Dr. Mathieu ging zu Icodec über und diskutierte drei Phase-II-Studien, wobei die erste eine 26-wöchige Studie war, die 247 nicht mit Insulin vorbehandelte Erwachsene mit T2D umfasste: die Blutzuckerkontrolle war zwischen einmal wöchentlich verabreichtem Icodec und Insulin glargin U100 vergleichbar. In der zweiten Studie mit 205 nicht mit Insulin vorbehandelten Erwachsenen mit T2D wurden die Sicherheit und Wirksamkeit von Icodec unter der Anwendung verschiedener einmal wöchentlicher Titrationsalgorithmen über 16 Wochen untersucht: es zeigte sich, dass es bei Anwendung aller drei untersuchten Algorithmen wirksam und gut verträglich ist. In der letzten Studie wurden zwei Ansätze der Umstellung auf Icodec im Vergleich zur Umstellung auf einmal täglich verabreichtes Insulin glargin U100 bei 154 T2D-Patienten unter täglicher Basalinsulinbehandlung analysiert. Die Umstellung führte zu einer wirksamen glykämischen Kontrolle und wurde gut vertragen. Ähnlich wie BIF wurde das Phase-III-Programm (ONWARDS; bestehend aus sechs globalen Phase-IIIa-Studien) im Jahr 2021 initiiert, wobei die vorläufigen Daten den einmal wöchentlich angewendeten Insulinen ein ähnliches/besseres Potenzial in Bezug auf die HbA1c-Senkung zusprachen wie/als täglich angewendeten Insulinen.
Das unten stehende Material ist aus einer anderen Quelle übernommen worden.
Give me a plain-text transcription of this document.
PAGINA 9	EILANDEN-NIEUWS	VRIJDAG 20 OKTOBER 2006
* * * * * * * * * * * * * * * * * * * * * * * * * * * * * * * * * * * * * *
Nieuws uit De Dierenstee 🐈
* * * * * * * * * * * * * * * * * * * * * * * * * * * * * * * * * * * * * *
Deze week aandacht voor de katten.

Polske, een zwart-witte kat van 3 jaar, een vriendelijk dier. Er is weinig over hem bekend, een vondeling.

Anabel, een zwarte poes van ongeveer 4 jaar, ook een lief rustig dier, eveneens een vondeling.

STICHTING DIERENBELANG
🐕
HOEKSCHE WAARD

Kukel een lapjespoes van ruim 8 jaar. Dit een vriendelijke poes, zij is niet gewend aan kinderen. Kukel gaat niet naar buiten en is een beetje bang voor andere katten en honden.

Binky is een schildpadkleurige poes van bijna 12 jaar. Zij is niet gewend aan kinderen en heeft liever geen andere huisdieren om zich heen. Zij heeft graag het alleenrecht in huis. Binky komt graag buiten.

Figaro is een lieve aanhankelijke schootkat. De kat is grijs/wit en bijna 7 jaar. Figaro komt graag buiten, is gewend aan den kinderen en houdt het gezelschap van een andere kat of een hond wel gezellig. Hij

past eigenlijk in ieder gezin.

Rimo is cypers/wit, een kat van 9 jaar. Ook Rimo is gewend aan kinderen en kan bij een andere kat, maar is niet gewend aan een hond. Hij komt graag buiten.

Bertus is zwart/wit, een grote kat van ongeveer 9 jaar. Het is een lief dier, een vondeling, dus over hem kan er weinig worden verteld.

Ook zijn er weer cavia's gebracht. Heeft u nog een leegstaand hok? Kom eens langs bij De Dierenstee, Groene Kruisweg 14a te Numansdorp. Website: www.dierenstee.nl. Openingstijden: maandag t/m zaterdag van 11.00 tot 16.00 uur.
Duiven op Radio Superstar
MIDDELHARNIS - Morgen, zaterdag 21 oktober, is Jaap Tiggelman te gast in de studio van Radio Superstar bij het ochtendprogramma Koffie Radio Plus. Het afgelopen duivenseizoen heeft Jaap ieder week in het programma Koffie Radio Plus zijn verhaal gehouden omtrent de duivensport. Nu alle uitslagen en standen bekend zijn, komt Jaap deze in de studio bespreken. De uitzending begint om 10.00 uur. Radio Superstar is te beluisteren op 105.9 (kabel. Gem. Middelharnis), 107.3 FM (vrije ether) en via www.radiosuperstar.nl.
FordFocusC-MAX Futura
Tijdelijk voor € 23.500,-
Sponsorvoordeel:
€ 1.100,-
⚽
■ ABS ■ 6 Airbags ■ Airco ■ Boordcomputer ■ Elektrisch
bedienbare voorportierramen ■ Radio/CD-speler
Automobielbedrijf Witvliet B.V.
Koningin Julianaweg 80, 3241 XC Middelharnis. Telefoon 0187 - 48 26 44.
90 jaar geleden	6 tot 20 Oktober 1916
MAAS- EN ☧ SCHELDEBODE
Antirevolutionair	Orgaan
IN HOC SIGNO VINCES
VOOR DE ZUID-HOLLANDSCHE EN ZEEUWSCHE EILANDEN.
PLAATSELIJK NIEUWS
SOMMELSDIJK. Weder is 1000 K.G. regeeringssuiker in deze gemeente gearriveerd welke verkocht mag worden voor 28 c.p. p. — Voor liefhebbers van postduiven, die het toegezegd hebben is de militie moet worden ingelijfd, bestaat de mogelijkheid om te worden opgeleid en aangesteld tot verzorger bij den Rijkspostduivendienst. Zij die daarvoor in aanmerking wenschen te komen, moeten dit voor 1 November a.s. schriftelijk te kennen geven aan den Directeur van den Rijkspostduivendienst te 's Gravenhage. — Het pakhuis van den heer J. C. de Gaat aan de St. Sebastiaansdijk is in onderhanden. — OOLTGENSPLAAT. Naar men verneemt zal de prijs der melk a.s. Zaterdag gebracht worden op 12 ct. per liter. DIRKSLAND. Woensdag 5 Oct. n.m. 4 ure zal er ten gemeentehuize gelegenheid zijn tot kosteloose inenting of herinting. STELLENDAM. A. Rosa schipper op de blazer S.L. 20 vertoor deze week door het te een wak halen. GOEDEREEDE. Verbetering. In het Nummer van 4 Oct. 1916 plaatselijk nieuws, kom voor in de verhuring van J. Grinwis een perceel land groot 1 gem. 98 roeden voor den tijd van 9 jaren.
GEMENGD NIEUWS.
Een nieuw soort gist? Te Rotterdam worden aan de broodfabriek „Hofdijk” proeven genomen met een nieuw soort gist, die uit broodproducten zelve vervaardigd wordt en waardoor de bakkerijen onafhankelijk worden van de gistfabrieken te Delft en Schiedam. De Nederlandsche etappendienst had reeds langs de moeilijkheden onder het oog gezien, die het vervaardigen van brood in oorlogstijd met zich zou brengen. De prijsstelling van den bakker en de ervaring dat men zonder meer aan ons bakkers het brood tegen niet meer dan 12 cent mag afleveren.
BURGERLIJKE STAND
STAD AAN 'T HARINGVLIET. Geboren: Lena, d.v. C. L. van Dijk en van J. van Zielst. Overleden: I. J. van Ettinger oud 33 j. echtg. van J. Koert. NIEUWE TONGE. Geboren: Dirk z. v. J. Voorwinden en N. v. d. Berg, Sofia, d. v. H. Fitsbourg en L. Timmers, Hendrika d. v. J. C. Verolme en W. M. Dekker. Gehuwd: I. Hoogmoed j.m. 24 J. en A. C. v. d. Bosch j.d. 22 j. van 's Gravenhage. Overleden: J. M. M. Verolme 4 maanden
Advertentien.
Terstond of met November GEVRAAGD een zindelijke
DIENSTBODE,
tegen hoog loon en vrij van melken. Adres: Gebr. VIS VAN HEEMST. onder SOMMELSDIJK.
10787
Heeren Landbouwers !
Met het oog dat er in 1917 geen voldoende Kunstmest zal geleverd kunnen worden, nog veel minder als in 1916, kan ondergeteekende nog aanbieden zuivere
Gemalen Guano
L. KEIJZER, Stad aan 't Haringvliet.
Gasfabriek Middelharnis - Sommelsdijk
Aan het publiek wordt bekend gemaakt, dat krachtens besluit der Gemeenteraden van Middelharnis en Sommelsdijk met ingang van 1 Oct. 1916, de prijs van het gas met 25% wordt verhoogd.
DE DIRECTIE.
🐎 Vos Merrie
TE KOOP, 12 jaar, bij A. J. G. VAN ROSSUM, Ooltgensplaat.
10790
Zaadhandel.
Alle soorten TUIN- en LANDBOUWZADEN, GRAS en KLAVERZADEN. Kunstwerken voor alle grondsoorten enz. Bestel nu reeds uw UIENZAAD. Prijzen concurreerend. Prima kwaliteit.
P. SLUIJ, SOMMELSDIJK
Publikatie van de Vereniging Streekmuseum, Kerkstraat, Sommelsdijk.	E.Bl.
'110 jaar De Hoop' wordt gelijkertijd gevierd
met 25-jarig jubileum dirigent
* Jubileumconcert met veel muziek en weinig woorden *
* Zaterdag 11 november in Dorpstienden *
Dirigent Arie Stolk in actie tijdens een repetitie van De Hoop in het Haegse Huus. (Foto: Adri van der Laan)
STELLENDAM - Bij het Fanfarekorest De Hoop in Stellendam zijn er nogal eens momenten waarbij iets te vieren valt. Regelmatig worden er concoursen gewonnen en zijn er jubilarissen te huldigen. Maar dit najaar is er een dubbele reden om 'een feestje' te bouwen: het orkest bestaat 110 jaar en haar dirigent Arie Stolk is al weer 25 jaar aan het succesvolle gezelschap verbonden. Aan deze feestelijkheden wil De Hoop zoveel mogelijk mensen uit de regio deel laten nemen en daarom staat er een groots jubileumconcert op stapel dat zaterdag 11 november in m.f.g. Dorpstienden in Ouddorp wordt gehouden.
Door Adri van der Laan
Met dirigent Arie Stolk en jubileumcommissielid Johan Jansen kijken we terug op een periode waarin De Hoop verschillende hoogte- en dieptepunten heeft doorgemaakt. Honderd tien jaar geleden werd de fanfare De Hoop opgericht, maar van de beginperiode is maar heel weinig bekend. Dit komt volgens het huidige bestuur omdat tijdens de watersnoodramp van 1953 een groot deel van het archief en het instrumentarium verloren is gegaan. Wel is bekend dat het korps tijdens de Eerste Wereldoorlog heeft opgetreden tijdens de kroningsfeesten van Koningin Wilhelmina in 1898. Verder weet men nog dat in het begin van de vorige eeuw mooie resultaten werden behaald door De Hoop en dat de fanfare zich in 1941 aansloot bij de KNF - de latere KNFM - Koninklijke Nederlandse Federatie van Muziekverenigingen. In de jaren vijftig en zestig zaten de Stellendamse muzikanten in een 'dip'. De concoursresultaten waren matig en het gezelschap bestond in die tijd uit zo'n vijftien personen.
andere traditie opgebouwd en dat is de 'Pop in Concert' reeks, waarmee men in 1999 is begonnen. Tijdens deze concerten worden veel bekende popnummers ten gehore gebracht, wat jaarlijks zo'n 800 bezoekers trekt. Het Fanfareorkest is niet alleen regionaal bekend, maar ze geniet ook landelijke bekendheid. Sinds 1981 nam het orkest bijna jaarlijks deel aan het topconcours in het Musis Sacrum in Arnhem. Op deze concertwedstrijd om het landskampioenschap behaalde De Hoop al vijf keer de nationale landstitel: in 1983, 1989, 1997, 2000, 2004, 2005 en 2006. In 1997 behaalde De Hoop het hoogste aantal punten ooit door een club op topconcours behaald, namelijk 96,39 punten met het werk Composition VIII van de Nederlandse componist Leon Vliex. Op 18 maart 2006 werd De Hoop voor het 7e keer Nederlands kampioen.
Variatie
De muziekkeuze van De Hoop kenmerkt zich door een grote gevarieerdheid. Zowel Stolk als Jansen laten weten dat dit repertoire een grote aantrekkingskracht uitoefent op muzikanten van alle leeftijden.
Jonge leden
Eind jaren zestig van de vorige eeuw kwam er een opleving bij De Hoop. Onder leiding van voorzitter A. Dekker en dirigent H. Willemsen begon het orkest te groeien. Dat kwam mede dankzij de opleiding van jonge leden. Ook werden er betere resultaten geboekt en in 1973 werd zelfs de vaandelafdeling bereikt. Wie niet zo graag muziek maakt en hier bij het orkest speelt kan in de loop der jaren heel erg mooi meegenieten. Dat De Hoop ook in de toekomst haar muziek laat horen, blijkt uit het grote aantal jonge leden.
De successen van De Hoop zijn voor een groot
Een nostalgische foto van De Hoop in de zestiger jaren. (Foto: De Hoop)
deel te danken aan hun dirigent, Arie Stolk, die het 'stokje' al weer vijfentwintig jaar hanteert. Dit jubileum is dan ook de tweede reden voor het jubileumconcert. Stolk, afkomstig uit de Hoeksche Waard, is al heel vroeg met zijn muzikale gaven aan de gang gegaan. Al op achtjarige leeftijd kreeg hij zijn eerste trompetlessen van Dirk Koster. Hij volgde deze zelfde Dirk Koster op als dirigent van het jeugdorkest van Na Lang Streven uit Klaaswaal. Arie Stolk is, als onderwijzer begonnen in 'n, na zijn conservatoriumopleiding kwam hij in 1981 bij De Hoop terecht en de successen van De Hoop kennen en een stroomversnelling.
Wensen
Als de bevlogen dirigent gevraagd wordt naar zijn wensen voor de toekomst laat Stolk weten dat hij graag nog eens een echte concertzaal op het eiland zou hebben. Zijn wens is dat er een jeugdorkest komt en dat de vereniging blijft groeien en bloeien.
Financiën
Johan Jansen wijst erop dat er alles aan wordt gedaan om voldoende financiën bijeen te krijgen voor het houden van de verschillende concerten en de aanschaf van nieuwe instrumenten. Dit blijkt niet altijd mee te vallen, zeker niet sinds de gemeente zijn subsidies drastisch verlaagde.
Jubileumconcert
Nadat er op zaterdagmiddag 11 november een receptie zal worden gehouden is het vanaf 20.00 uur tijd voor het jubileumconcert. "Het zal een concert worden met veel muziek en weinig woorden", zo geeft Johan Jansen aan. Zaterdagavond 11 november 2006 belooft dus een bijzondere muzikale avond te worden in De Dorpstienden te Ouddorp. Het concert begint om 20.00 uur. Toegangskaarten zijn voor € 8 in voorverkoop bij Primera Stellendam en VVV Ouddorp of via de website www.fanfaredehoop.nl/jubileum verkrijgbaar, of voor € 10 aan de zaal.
„Ich glaube, wir leben in spannenden Zeiten. Ich denke, sie werden die klinische Arena betreten“, sagt Dr. Mathieu zum Abschluss ihres Vortrags.
Annäherung an die Klinik (Athena Philis-Tsimikas, USA)
Dr. Philis-Tsimikas präsentierte die erste Phase-IIIa-Auswertung (ONWARDS 2) zu Insulin Icodec. Die 26-wöchige Studie umfasste 526 Erwachsene mit T2D, die von einmal oder zweimal täglich angewendetem Insulin randomisiert (1 : 1) entweder auf einmal wöchentlich angewendetes Icodec oder auf einmal täglich angewendetes Degludec umgestellt wurden. Der primäre Endpunkt des Nachweises der Nichtunterlegenheit von Icodec gegenüber Degludec bezüglich der Senkung des HbA1c in Woche 26 wurde erreicht: Es wurde eine signifikante Senkung des HbA1c festgestellt (geschätzter Behandlungsunterschied [ETD]: -0,22 %; 95 %-KI: -0,37 % bis -0,08 %), ohne signifikanten Unterschied in Bezug auf die geschätzten Hypoglykämieraten. Die klinisch signifikanten Hypoglykämieraten (Blutglukose < 3 mmol/l) betrugen 0,73 und 0,27 Ereignisse/Patientenjahr mit Icodec und Degludec. Darüber hinaus war Icodec sicher und führte zu einem signifikant höheren Gesamtwert der Zufriedenheit mit der Behandlung gemäß des Fragebogens zur Zufriedenheit mit der Diabetesbehandlung (ETD: 1,25; 95 %-KI: 0,41–2,10).
Dr. Philis-Tsimikas fasst ihre Meinung zu den Wegen in die Zukunft zusammen und sagt: „Wir werden die Ergebnisse der klinischen Phase-III-Studien erfahren, die sowohl zu BIF als auch zu Icodec laufen, und ich bin auf alle Ergebnisse gespannt“.